The Void Behind the Narcissist’s Mask

Leather mask created by J.C. Velasquez

Leather mask created by J.C. Velasquez (Photo credit: Wikipedia)

You may have read that every narcissist, psychopath and other Cluster B type individuals wear a mask to hide the emptiness of his or her true self.

Speaking from my own experience, I believe this to be true.

One of the hardest parts about separating yourself emotionally from the narcissist, sociopath or psychopath in your life is comprehending, on a deep or soul level, that he  is not the person with whom you fell in love. That persona is a fantasy mask created by the Cluster B-type individual in order to ‘catch’ you.

The next step is to understand that your lover, or former lover, purposefully played the part of the mask by supplying you with an intricate web of lies which may span years of your life. It turned out that my ex had two secret lives he was keeping from me; he had another girlfriend as well as a host of illegal activities.

Finally, and it may take months or even a year or two, you will come to realize that there is nothing to miss about the person behind the mask because everything that he is beneath his layer of lies is either devoid of any meaning, foul, disreputable, or all of the above.

Today, I celebrate reaching the end of any semblance of ‘missing’ him. When I think of him now, all I can remember are the bad parts, which were the last couple times we saw each other. He was rude to me, rude to my friends, and an overall jerk.

Instead of missing what I falsely perceived to be his good side, I am glad to be rid of him and his negative characteristic.

I can now describe him in the following terms:

Selfish, irresponsible, thoughtless, disrespectful, sexually exploitative, immature, a toady, a pathological liar, cruel, manipulative, deceitful, self-serving, shallow, cowardly, perverted, alcoholic, druggie, criminal, degenerate, unkind, loathsome, irreverent, despicable.

May you all journey closer to the point where you can see clearly into the void behind your deceiver’s mask.



5 thoughts on “The Void Behind the Narcissist’s Mask

  1. As individuals, I can only say, “I have an idea what you are feeling right now”…but, though I’m not you, have not lived in your shoes, or experienced what you have, per-say…but in all actuality, I DO understand! I realized the other day that i can walk outside of my home, with more peace than ever, in spite of the fact that I can still see him, just a few hundred yards away…see his car, etc. There are still areas that I hope to see healed, but still…

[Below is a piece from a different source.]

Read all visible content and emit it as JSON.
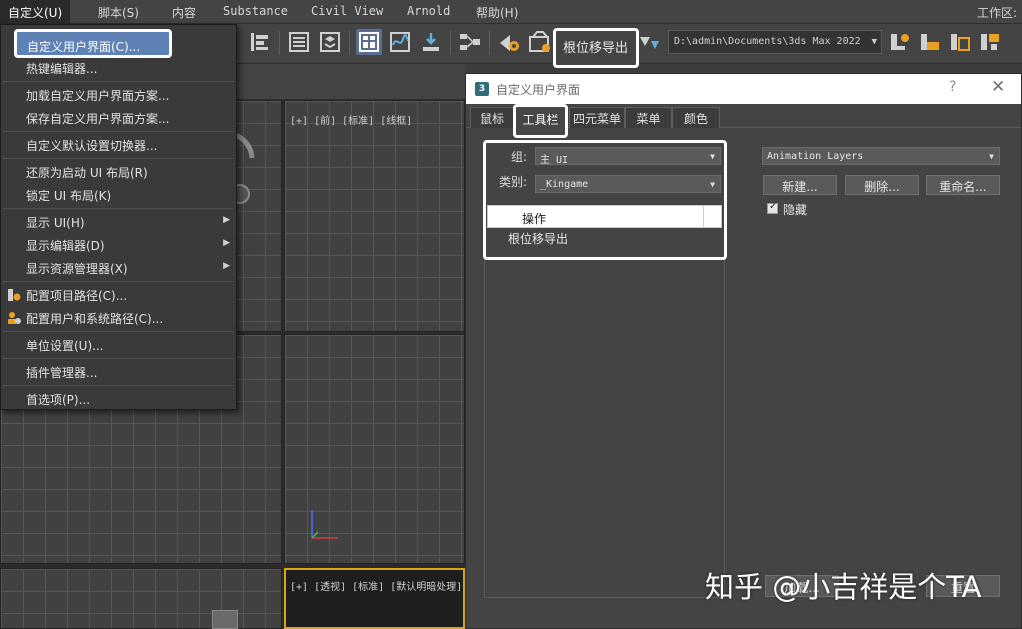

    Congratulations on your realization! Brought tears to my eyes 😀

    May you only have peace from here

    • I am sorry to hear that you have to see your ex every day. The most fortunate aspect of what I went through is that he lives one hundred miles away. As all other choices had been taken away from me by his lies and deception, I was grateful to be empowered to make the only two decisions that I could. I chose to end it completely, and then I chose to break off all contact with him, and to promise myself that I never had to see him or speak to him again.

      I can’t imagine what it must be like to be going through this and have to see your ex every day. It must bring up countless triggers.

      Best Regards,

  2. Pingback: My Mother Was Right « Phoenix Rising

  3. Thank you for reminding me that it does take a long time to get over this sort of a “relationship” that was not really a real relationship between equals at all. I am over a year out and it did affect my health to a great degree. I think this is why the anger still lingers. I am not the same and he took the years of my early 40’s from me (from 41-45, and longer if we count the years I am still now getting over it) and I now spend 70-80% of my time alone due to worsening chronic fatigue and depression. As you mentioned in another post, you just fell and fell and fell. This is what happened to me. I am enjoying all your posts greatly as I make my way through them. I loved the one about you can still love them and have feelings for them but just not act on them. I often wonder if it was a mistake of mine not to remain friends, though my dignity was what saved me in the end. And when I think of having him back in my life or telling him I still love him, my gut intervenes and tells me he would only give me a cold reply as a matter of course for his ego needs… I don’t. I keep it to myself. Some days are better than others.

    • Hi Cat,

      Isn’t it amazing how long it takes to heal from this type of emotional abuse? It sounds like you have been on the road longer than I. My healing journey began two and a half years ago when I discovered his mountain of deceit and ended the relationship. I also have lost the years of my early forties due to this. He came back into my life after a twenty year absence when I was 40. We dated again until I was 43. The last eighteen months of the relationship was very draining as I was trying to sort through what was really going on. I am nearly 46 now and deeply regret the time I have had to commit to processing all of the emotional upheaval caused by the relationship. I resent the time. I had envisioned my forties as being a time of wellness, a time for myself, a time of contentment. As with you, it was my dignity which saved me in the end. Your gut is right to keep you safe. Let it be over.